Joan Bruna

Divide and Conquer Networks

Many engineering and scientific tasks require solving algorithmic tasks at scale under computational constraints. In general, these constraints are hard to optimize in closed form, motivating the use of data-driven algorithmic learning. Rather than studying this as a black-box discrete regression problem with no assumption whatsoever on the input-output mapping, we concentrate on tasks that are amenable to the principle of divide and conquer, and study what are its implications in terms of learning. This principle creates a powerful inductive bias that can be leveraged with neural architectures that are defined recursively and dynamically, by learning two scale-invariant atomic operations: how to split a given input into smaller sets, and how to merge two partially solved tasks into a larger partial solution. Thanks to the dynamic aspect of such architecture, computational complexity can be incorporated as a regularization term that can be optimized by backpropagation. In this talk, we will illustrate the flexibility and efficiency of the Divide-and-Conquer Network on combinatorial and geometric tasks, such as sorting, clustering and convex hulls.

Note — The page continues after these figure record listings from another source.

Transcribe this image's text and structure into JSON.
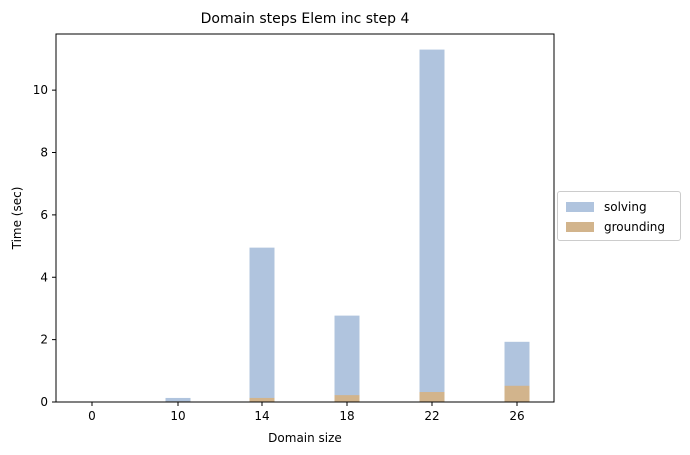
{
  "chart_data": {
    "type": "bar",
    "title": "Domain steps Elem inc step 4",
    "xlabel": "Domain size",
    "ylabel": "Time (sec)",
    "categories": [
      "0",
      "10",
      "14",
      "18",
      "22",
      "26"
    ],
    "ylim": [
      0,
      11.8
    ],
    "yticks": [
      "0",
      "2",
      "4",
      "6",
      "8",
      "10"
    ],
    "stacked": false,
    "series": [
      {
        "name": "solving",
        "color": "#b0c4de",
        "values": [
          0,
          0.13,
          4.95,
          2.77,
          11.3,
          1.93
        ]
      },
      {
        "name": "grounding",
        "color": "#d2b48c",
        "values": [
          0,
          0.02,
          0.13,
          0.22,
          0.32,
          0.52
        ]
      }
    ],
    "legend": "right",
    "grid": false
  }
}
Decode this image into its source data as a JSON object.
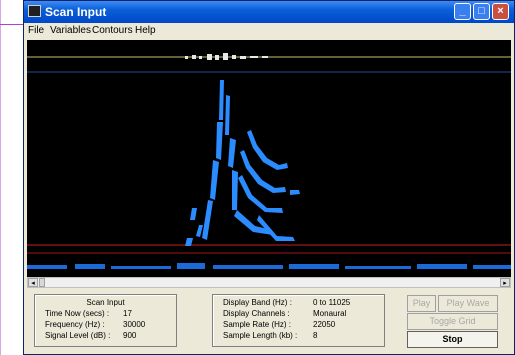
{
  "window": {
    "title": "Scan Input",
    "controls": {
      "minimize": "_",
      "maximize": "□",
      "close": "×"
    }
  },
  "menu": [
    "File",
    "Variables",
    "Contours",
    "Help"
  ],
  "scrollbar": {
    "left_arrow": "◂",
    "right_arrow": "▸"
  },
  "scan_panel": {
    "title": "Scan Input",
    "rows": [
      {
        "label": "Time Now (secs) :",
        "value": "17"
      },
      {
        "label": "Frequency (Hz) :",
        "value": "30000"
      },
      {
        "label": "Signal Level (dB) :",
        "value": "900"
      }
    ]
  },
  "display_panel": {
    "rows": [
      {
        "label": "Display Band (Hz) :",
        "value": "0 to 11025"
      },
      {
        "label": "Display Channels :",
        "value": "Monaural"
      },
      {
        "label": "Sample Rate (Hz) :",
        "value": "22050"
      },
      {
        "label": "Sample Length (kb) :",
        "value": "8"
      }
    ]
  },
  "buttons": {
    "play": "Play",
    "play_wave": "Play Wave",
    "toggle_grid": "Toggle Grid",
    "stop": "Stop"
  },
  "colors": {
    "display_bg": "#000000",
    "spectrogram": "#2a8cff",
    "guide_red": "#c02020",
    "guide_yellow": "#c8c070",
    "guide_blue": "#2050a0"
  }
}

Joan Bruna graduated from Universitat Politecnica de Catalunya (Barcelona, Spain) in both Mathematics and Electrical Engineering. He obtained an M.Sc. in applied mathematics from ENS Cachan (France). He then became a research engineer in an image processing startup, developing real-time video processing algorithms. He obtained his PhD in Applied Mathematics at Ecole Polytechnique (France), under the supervision of Prof. Stephane Mallat. He was a postdoctoral researcher at the Courant Institute, NYU, and a postdoctoral fellow at Facebook AI Research. In 2015, he became Assistant Professor at UC Berkeley, Statistics Department, and starting Fall 2016 he joined the Courant Institute (NYU, New York) as Assistant Professor in Computer Science, Data Science and Mathematics (affiliated). His research interests include invariant signal representations, high-dimensional statistics and stochastic processes, deep learning and its applications to signal processing. He is co-chair of the IPAM Workshop on New Deep Learning Techniques (2018).